Senna was on the way to his fourth victory at the Italian circuit when fate intervened in 1994. His first Imola win had come exactly six years before in 1988. His victory in 1991 was also this week, lapping the whole of the field bar his second-placed team-mate, Gerhard Berger. 

There was plenty of intrigue surrounding Senna at Imola in 1993, when rumours circulated that he wasn’t going to appear at all. Appear he did – because Ron Dennis had managed to acquire newer Ford engines – but it was Alain Prost who took the flag “with every lap raising two fingers to his French and Italian critics who had torn apart his Donington performance.” Prost also won the 1986 San Marino Grand Prix as the teams battled to get their cars to the finish within the tight fuel allocation. Many failed, but Prost judged it to perfection – just.   

This week was when the world’s best sports cars would also head to Italy to contest the 1000km di Monza

Elsewhere in Formula 1, Jochen Mass won the tragic 1975 Spanish Grand Prix at Montjuich Park. Pre-race safety concerns had put the race in doubt, and those fears were realised with fatal consequences. Rolf Stommelen – killed this week in 1980 at Riverside in a Camel GT race, incidentally – lost his rear wing while leading the race and was powerless to stop his car from careering into and along the barrier, killing a marshal and four others. The race was stopped, handing Mass his solitary Formula 1 win. 

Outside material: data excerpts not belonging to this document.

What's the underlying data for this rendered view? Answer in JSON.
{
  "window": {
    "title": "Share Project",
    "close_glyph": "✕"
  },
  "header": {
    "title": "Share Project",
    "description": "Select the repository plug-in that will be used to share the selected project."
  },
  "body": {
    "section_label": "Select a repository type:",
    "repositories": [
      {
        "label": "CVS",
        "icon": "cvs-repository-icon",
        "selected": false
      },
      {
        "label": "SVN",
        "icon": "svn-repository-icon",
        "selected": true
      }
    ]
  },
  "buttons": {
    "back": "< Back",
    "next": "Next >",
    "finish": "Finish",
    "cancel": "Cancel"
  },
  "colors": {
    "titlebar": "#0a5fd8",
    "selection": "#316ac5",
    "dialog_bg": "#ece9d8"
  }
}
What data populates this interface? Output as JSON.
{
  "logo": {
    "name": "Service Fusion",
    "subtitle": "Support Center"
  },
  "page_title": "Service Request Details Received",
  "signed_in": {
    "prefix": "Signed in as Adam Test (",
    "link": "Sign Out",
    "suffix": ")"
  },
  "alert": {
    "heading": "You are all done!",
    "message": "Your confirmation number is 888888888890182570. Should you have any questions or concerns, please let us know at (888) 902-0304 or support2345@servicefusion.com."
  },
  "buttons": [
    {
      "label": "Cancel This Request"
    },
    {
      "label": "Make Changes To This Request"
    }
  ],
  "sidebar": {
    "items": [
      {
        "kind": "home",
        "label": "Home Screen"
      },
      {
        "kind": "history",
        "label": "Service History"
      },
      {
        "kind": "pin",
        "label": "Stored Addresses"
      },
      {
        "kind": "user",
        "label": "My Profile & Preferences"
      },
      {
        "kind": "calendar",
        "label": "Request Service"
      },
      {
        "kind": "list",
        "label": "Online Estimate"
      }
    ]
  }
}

Lauda claimed his maiden win the year before at Jarama, which shared hosting duties of the Spanish Grand Prix with Montjuich Park throughout the ’70s. Emerson Fittipaldi won the 1973 event at Montjuich Park, after his team-mate Ronnie Peterson had retired from a seemingly unassailable lead. 

Zolder hosted the Belgian Grand Prix in 1984, and while Derek Warwick impressed it was Michele Alboreto who was “serenly in control” on the way to victory. The likeable Italian was killed 15 years ago this week when a tyre blew testing an Audi R8.

Three-time Le Mans winner Marco Werner turned 50 this week, while 1971 Le Mans victor Helmut Marko turned 73. His racing career was brilliant but short, only injury stopped him from potentially becoming one of sports car’s best. Staying in sports cars, Johnny Dumfries turned 58, and Geoff Lees turns 65 on May 1.

Jean-Pierre Beltoise was born 79 years ago, and Jaguar man Duncan Hamilton was born 96 years ago. Post-war Grand Prix winner Carlo Felice Trossi was born in 1908, while Carlos Menditeguy died at the age of 58 in 1973.

It is also, of course, the anniversary of Stirling Moss and Jenks’s historic Mille Miglia win in 1955. Thankfully they had better luck than Moss had with Graham Hill had on the Targa Florio almost exactly five years later in 1961, when they retired on the final lap nearly a minute in the lead.